NEW YORK – Would the United States be prepared to risk a catastrophic war with the People’s Republic of China to protect the Republic of China, better known as Taiwan? President Joe Biden laid out his vision clearly last week. He sees the rivalry between the PRC and the US as a global conflict between democracy and autocracy, and the ROC is unquestionably one of Asia’s most successful democracies.

In 1954, President Dwight D. Eisenhower threatened to use nuclear weapons after China shelled a rocky islet near Taiwan’s coast, when the ROC was still a military dictatorship.

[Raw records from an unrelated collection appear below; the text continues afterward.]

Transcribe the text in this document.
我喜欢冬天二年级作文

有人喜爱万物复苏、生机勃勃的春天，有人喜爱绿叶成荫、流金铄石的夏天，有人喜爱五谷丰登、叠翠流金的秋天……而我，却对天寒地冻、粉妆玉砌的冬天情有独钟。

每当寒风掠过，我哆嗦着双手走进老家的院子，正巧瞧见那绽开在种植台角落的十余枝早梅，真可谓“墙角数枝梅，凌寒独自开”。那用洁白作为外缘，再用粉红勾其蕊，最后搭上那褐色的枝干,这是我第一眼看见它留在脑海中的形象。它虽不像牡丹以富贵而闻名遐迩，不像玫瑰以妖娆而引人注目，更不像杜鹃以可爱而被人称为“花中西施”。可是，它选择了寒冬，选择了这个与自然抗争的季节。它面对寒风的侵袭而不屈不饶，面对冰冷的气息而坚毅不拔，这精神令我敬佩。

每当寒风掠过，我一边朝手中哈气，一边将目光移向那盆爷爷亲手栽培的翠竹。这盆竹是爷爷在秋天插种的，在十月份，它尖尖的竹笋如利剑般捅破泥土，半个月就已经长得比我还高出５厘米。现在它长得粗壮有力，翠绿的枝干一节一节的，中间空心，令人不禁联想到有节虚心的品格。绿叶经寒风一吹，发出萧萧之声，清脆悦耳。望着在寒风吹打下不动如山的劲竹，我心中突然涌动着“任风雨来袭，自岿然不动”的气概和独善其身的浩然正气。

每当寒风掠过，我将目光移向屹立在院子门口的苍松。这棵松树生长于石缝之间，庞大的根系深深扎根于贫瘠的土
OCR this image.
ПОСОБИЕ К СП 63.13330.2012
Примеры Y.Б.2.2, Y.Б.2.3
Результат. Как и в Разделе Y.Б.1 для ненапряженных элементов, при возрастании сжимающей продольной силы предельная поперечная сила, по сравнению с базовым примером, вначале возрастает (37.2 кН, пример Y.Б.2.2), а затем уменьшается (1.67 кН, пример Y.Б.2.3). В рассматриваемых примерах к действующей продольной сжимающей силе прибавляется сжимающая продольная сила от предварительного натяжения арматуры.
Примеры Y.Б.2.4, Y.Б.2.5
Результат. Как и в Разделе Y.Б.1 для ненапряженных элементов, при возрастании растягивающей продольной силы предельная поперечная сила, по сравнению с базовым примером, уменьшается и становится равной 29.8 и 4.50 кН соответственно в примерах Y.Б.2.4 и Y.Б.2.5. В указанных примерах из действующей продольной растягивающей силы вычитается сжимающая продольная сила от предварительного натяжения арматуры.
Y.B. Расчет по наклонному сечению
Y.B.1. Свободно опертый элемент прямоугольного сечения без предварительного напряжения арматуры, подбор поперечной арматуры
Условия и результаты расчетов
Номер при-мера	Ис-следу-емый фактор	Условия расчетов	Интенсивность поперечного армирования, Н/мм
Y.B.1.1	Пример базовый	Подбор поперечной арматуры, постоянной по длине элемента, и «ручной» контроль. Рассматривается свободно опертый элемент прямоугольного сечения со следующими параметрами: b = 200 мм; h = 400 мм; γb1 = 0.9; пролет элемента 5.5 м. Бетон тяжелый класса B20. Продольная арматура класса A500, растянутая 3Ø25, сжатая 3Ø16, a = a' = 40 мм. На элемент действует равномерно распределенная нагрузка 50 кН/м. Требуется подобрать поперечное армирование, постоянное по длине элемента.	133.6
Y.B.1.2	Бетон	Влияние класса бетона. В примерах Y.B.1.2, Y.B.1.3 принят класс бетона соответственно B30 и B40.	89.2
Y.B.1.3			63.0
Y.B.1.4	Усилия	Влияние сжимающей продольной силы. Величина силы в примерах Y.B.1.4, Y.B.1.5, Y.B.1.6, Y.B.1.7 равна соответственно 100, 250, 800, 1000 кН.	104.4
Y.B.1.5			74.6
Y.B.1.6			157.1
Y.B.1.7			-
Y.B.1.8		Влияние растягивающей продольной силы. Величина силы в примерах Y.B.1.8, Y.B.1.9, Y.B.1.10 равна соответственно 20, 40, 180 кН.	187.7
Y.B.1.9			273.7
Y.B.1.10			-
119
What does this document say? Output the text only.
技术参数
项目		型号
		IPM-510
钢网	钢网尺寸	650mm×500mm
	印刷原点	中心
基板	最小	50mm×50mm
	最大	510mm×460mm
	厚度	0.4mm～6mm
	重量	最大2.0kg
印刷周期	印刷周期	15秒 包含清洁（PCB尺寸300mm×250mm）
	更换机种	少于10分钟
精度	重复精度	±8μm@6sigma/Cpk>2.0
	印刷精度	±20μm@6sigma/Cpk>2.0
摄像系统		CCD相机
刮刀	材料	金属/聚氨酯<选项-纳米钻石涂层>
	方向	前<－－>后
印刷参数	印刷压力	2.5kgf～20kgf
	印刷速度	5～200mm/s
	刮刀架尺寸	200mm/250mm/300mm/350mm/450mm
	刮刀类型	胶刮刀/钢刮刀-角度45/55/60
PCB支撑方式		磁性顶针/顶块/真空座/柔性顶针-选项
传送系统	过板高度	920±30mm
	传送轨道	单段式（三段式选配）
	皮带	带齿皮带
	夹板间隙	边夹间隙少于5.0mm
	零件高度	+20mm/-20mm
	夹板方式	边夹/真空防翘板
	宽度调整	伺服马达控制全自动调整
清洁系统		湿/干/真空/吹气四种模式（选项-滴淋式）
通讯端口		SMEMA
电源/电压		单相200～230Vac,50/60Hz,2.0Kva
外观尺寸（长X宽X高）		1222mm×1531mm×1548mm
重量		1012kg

But things were different then. The US was treaty-bound to defend Taiwan. This changed after 1972, when President Richard M. Nixon agreed that Taiwan was part of “one China,” and President Jimmy Carter nullified the defense treaty in 1979. Whether the US would still fight a war over Taiwan has become a question subject to what Henry Kissinger long ago termed “strategic ambiguity.”

As a result, American military commitments in the East China Sea are very peculiar. A defense treaty with Japan obliges the US to defend a few uninhabited rocks called the Senkaku Islands (or the Diaoyu Islands in Chinese), but not democratic Taiwan and its 23 million people.